Aidan split left as he passed beneath the lintel of thin, twisty logs that marked the gateway. He had only the sketchiest impression of the compound or village the wall encircled. In his enhanced night vision view he saw a collection of squat, irregular, slab-sided structures, roofed with thatching or sheets of corrugated metal. He saw no watch towers or block houses. Nothing lending the place a military aspect. Farouq was blending in, then. Going to ground and relying on the human shield school of thought–using his enemy’s disinclination to kill women and children.

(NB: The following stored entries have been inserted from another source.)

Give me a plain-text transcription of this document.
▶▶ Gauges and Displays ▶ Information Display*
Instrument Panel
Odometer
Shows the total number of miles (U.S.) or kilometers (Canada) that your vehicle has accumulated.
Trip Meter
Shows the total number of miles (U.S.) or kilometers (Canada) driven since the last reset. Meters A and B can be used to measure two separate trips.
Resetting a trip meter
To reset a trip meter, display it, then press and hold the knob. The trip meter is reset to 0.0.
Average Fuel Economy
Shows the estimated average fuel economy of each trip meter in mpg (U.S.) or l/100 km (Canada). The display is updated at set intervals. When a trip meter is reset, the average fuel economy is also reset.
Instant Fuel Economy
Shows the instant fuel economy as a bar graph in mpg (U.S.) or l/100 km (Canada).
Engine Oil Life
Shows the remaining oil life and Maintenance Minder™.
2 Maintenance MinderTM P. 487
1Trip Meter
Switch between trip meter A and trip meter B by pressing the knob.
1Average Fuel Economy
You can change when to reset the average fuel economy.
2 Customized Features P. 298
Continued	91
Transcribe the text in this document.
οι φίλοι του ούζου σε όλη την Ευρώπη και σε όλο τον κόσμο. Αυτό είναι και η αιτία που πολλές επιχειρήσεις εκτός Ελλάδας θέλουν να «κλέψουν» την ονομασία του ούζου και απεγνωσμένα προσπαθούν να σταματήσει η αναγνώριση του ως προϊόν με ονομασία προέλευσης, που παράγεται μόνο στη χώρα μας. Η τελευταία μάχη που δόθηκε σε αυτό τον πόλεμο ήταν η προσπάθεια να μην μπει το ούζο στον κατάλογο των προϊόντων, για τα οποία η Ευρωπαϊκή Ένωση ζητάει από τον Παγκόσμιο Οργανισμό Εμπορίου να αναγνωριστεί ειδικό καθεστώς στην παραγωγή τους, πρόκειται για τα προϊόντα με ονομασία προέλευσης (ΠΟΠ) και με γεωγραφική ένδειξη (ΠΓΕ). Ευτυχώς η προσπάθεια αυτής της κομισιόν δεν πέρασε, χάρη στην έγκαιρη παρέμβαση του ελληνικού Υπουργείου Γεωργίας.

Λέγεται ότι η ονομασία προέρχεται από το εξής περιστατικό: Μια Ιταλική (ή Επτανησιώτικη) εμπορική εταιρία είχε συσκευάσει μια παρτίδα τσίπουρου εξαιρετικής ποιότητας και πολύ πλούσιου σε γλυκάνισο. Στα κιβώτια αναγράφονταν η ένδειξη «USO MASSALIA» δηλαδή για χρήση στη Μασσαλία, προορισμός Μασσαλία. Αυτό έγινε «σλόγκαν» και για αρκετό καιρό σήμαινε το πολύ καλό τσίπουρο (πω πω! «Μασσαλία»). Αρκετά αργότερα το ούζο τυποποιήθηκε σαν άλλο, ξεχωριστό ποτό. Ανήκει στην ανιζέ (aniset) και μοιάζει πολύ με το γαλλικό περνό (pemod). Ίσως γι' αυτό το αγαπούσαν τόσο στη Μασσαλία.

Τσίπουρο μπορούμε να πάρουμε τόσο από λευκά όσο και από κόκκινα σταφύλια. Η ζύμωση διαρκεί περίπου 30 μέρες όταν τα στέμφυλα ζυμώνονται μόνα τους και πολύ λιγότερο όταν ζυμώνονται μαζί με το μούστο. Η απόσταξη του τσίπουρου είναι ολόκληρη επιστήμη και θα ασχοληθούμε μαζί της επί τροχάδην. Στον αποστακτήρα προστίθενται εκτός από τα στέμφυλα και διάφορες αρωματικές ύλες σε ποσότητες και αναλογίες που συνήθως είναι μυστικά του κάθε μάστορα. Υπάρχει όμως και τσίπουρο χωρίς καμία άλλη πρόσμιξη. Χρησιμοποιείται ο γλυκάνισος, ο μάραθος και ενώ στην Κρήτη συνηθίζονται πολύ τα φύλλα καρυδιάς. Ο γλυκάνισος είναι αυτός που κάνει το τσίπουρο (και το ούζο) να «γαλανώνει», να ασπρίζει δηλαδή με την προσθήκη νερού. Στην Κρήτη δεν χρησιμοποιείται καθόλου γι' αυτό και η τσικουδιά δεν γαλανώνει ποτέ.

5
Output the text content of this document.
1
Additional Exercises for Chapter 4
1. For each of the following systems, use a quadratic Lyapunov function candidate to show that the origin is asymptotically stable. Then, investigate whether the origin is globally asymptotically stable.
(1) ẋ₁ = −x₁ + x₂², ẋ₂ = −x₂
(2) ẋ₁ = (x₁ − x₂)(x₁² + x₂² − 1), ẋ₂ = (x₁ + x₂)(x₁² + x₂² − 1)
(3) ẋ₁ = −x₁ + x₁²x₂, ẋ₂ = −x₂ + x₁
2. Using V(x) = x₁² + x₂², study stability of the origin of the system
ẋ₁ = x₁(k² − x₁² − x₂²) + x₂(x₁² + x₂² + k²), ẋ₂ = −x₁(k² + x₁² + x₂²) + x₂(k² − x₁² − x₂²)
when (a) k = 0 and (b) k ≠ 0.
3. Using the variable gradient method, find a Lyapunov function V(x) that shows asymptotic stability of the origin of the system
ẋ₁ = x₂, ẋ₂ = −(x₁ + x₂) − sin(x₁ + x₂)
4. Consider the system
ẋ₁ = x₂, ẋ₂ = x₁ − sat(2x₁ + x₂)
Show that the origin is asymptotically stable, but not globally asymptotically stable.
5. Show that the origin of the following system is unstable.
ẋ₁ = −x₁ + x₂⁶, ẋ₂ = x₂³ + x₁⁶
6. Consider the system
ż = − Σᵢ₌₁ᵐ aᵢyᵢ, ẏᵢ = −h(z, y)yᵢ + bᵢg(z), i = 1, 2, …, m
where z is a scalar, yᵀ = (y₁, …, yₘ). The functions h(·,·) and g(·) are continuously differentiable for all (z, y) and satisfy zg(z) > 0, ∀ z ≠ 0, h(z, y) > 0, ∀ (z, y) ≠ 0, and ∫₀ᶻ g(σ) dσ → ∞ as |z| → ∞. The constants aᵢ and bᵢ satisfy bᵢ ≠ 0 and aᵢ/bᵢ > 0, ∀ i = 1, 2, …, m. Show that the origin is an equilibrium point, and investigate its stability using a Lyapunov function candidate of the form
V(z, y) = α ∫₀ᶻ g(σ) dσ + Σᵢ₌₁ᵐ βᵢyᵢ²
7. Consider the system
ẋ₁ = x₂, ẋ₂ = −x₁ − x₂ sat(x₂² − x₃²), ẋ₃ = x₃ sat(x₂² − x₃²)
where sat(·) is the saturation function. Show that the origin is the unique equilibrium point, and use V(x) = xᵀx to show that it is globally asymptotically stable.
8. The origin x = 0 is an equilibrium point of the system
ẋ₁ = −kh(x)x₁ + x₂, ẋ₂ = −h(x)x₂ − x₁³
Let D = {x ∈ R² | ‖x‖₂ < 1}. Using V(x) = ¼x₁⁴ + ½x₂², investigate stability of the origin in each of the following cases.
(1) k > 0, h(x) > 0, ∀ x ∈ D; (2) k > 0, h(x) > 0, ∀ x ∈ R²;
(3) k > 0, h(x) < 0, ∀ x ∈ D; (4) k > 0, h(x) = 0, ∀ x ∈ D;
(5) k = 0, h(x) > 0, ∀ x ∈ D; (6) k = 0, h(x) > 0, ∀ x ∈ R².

He could hear the boots of the entry team behind him as he reached his assigned post, the mud-brick corner of a house where the curve of the compound wall still allowed him a view of the south gate if he turned his head. He knelt, putting his back to the corner, hefting the SAW to his shoulder. He watched the three dots form a triangle outside the outline of the largest structure shown on his map of the village. Setting up for a breach, just like training in the kill-house scenarios they’d all drilled over and over at Camp Rowe. Then he minimized the map, not wanting the imagery to distract him.

A dog began barking somewhere deeper in the compound. A sharp report seemed to answer. Apparently Farouq’s front door was locked. Aidan heard shouting, a burst of gunfire–the ubiquitous AK-47–then silence. Momentarily.

To his right he heard doors opening, followed immediately by yelling. He double-checked that the fire selector was switched to auto. The slap of sandaled feet announced his first visitor. His visor silhouetted the advancing figure, distinctive geometry of the Kalashnikov rifle held at port arms, bare chested, wearing only baggy trousers and cheap flip-flops, a bolo knife tucked through the cord holding up the pants. The man clearly hadn’t noticed Aidan, nearing Aidan’s position without slowing, so Aidan raised the barrel of the SAW as the man passed within two feet of him and depressed the trigger. Four rounds caught the man in the side, tearing open his rib cage and sending his corpse sprawling, Kalashnikov launching from dead fingers to land yards away.